自治体が圧力容器の回収を行っていない場合は、民間の不用品回収業者に依頼するか、スクラップ業者(金属くず回収業者)に相談してください。金属製のタンクは鉄くず(スクラップ)として無料で引き取ってくれる業者もあります。タウンページやWeb検索で「金属くず回収」「スクラップ買取」で探せます。

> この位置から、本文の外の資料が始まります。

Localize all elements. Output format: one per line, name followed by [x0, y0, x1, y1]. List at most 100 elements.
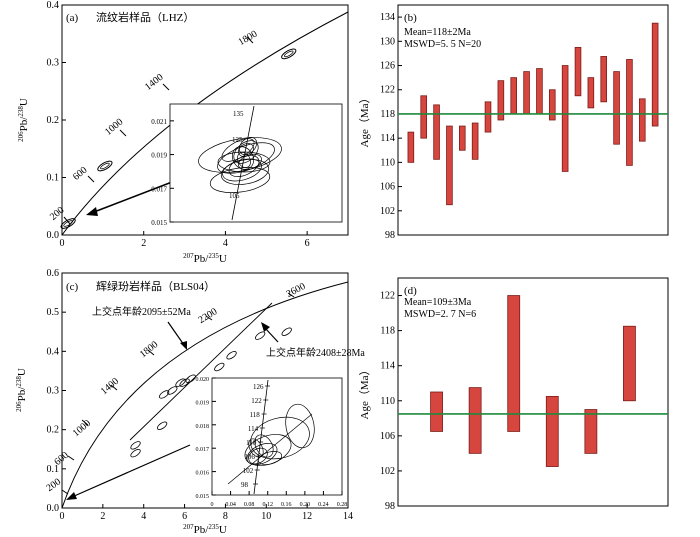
panel-b-age-bar	[420, 95, 428, 139]
panel-a-x-ticks: 0 2 4 6	[60, 231, 310, 249]
panel-a-x-element2: U	[219, 253, 227, 265]
panel-b-y-tick-label: 106	[380, 182, 395, 193]
panel-d-label: (d)	[404, 285, 417, 297]
panel-b-age-bar	[587, 77, 595, 109]
panel-c-pointer-arrow	[71, 444, 191, 498]
panel-b-y-tick-label: 118	[380, 109, 395, 120]
panel-b-age-bar	[626, 59, 633, 166]
panel-a-y-axis-label: 206Pb/238U	[17, 98, 30, 142]
panel-a-x-element1: Pb/	[194, 253, 210, 265]
panel-b-y-tick-label: 110	[380, 157, 395, 168]
panel-a-concordia-label-1800: 1800	[237, 29, 260, 49]
panel-a-x-axis-label: 207Pb/235U	[183, 252, 227, 265]
panel-a-inset-label-125: 125	[232, 136, 243, 144]
panel-a-y-tick-label: 0.2	[47, 115, 60, 126]
panel-c-inset-concordia-label: 126	[253, 383, 264, 391]
panel-a-ellipse	[281, 48, 297, 60]
panel-d-y-tick-label: 114	[380, 361, 395, 372]
panel-b-y-tick-label: 102	[380, 206, 395, 217]
panel-c-inset-ellipse	[254, 434, 274, 458]
panel-a-ellipse-inner	[63, 220, 73, 227]
panel-c-concordia-curve	[61, 281, 349, 509]
panel-b-mean: Mean=118±2Ma	[404, 27, 471, 38]
panel-c-concordia-tick	[147, 349, 155, 356]
panel-b-age-bar	[600, 56, 608, 103]
panel-c-concordia-marks	[61, 292, 295, 495]
panel-a-inset-ellipse	[217, 151, 271, 173]
panel-c-x-element1: Pb/	[194, 524, 210, 536]
panel-c-x-tick-label: 10	[261, 511, 271, 522]
panel-b-y-tick-label: 98	[385, 230, 395, 241]
panel-c-inset-x-tick-label: 0	[211, 502, 214, 508]
panel-c-inset-x-tick-label: 0.08	[244, 502, 255, 508]
panel-a-y-element2: U	[18, 98, 30, 106]
panel-d-age-bar	[430, 391, 443, 432]
panel-c-inset-y-ticks: 0.020 0.019 0.018 0.017 0.016 0.015	[196, 377, 216, 500]
panel-b-age-bar	[536, 68, 543, 115]
panel-b-age-bar	[548, 89, 556, 121]
panel-a-inset-y-tick-label: 0.021	[151, 118, 167, 126]
panel-c-ellipse	[130, 448, 141, 458]
panel-a-x-tick-label: 6	[305, 238, 310, 249]
panel-c-x-tick-label: 6	[182, 511, 187, 522]
panel-c-x-tick-label: 0	[60, 511, 65, 522]
panel-c-ellipse	[130, 441, 141, 450]
panel-c-concordia-tick	[67, 455, 75, 461]
panel-b-age-bar	[638, 98, 646, 142]
panel-c-concordia-label-1800: 1800	[138, 339, 161, 360]
panel-b-y-tick-label: 134	[380, 12, 395, 23]
panel-c-label: (c)	[66, 281, 79, 293]
panel-d: (d) Mean=109±3Ma MSWD=2. 7 N=6 Age（Ma） 9…	[358, 277, 669, 512]
panel-a-inset-ellipse	[231, 146, 255, 170]
panel-c-inset-frame	[211, 377, 343, 496]
panel-a-x-tick-label: 4	[223, 238, 228, 249]
panel-b-age-bar	[574, 46, 582, 97]
panel-b: (b) Mean=118±2Ma MSWD=5. 5 N=20 Age（Ma） …	[358, 4, 669, 241]
panel-a-inset-ellipse	[228, 155, 260, 177]
panel-c-inset-discordia	[227, 413, 313, 485]
panel-b-age-bar	[407, 131, 415, 163]
panel-b-y-tick-label: 126	[380, 61, 395, 72]
panel-a-y-element1: Pb/	[18, 116, 30, 132]
panel-c-ellipse	[156, 421, 168, 430]
panel-b-mswd: MSWD=5. 5 N=20	[404, 39, 481, 50]
panel-c-ellipse	[255, 331, 266, 340]
panel-c-annotation-upper-2095: 上交点年龄2095±52Ma	[92, 305, 191, 318]
panel-b-label: (b)	[404, 12, 417, 24]
panel-b-y-tick-label: 114	[380, 133, 395, 144]
panel-c-inset-x-ticks: 0 0.04 0.08 0.12 0.16 0.20 0.24 0.28	[211, 491, 347, 508]
panel-d-y-ticks: 98 102 106 110 114 118 122	[380, 291, 402, 512]
panel-a-y-mass2: 238	[17, 106, 25, 117]
panel-c-inset-concordia	[253, 379, 269, 495]
panel-d-age-bar	[468, 387, 482, 454]
panel-a-pointer-arrow	[93, 181, 173, 213]
panel-c-y-tick-label: 0.2	[47, 425, 60, 436]
panel-c-concordia-tick	[205, 315, 213, 321]
panel-c-inset-ellipse	[257, 451, 283, 465]
panel-c-inset-concordia-label: 110	[246, 439, 257, 447]
panel-d-y-tick-label: 122	[380, 291, 395, 302]
panel-a-inset-ellipse	[222, 158, 262, 182]
panel-a-inset-y-tick-label: 0.017	[151, 185, 167, 193]
panel-c-y-tick-label: 0.4	[47, 346, 60, 357]
panel-c-concordia-label-200: 200	[44, 476, 63, 494]
panel-c-discordia-line	[129, 302, 273, 441]
panel-a-concordia-tick	[119, 129, 127, 137]
panel-c-title: 辉绿玢岩样品（BLS04）	[96, 279, 215, 293]
panel-c-inset-concordia-label: 102	[243, 467, 254, 475]
panel-b-bars	[407, 22, 659, 206]
panel-c-annotation-arrow-1	[167, 321, 185, 346]
panel-b-y-tick-label: 130	[380, 36, 395, 47]
panel-b-y-axis-label: Age（Ma）	[358, 93, 371, 148]
panel-d-y-tick-label: 118	[380, 326, 395, 337]
panel-c-x-ticks: 0 2 4 6 8 10 12 14	[60, 504, 353, 522]
panel-c-inset-concordia-label: 122	[251, 397, 262, 405]
panel-c-x-tick-label: 14	[343, 511, 353, 522]
panel-a-inset-frame	[169, 103, 343, 223]
panel-b-age-bar	[458, 125, 466, 151]
panel-a-y-tick-label: 0.3	[47, 58, 60, 69]
panel-d-y-tick-label: 102	[380, 466, 395, 477]
panel-b-age-bar	[510, 77, 518, 115]
panel-c-ellipse	[179, 378, 190, 387]
panel-c-x-tick-label: 4	[141, 511, 146, 522]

Q. エアセルフで購入した製品の処分はどうすれば良いですか?
エアセルフで新しいコンプレッサーをご購入いただくお客様には、古い製品の処分についてもご相談を承っています。買い替え時に下取りや処分方法のアドバイスが可能ですので、まずはサポートまでお問い合わせください。
まとめ
エアーコンプレッサーの処分は、エア抜き・オイル抜き・ドレン抜きの3つの準備を行った上で、粗大ごみ・リサイクル・買取・メーカー回収のいずれかで行います。最も安価なのは粗大ごみ、動作品なら買取がお得です。買い替えをお考えの方はエアセルフにご相談ください。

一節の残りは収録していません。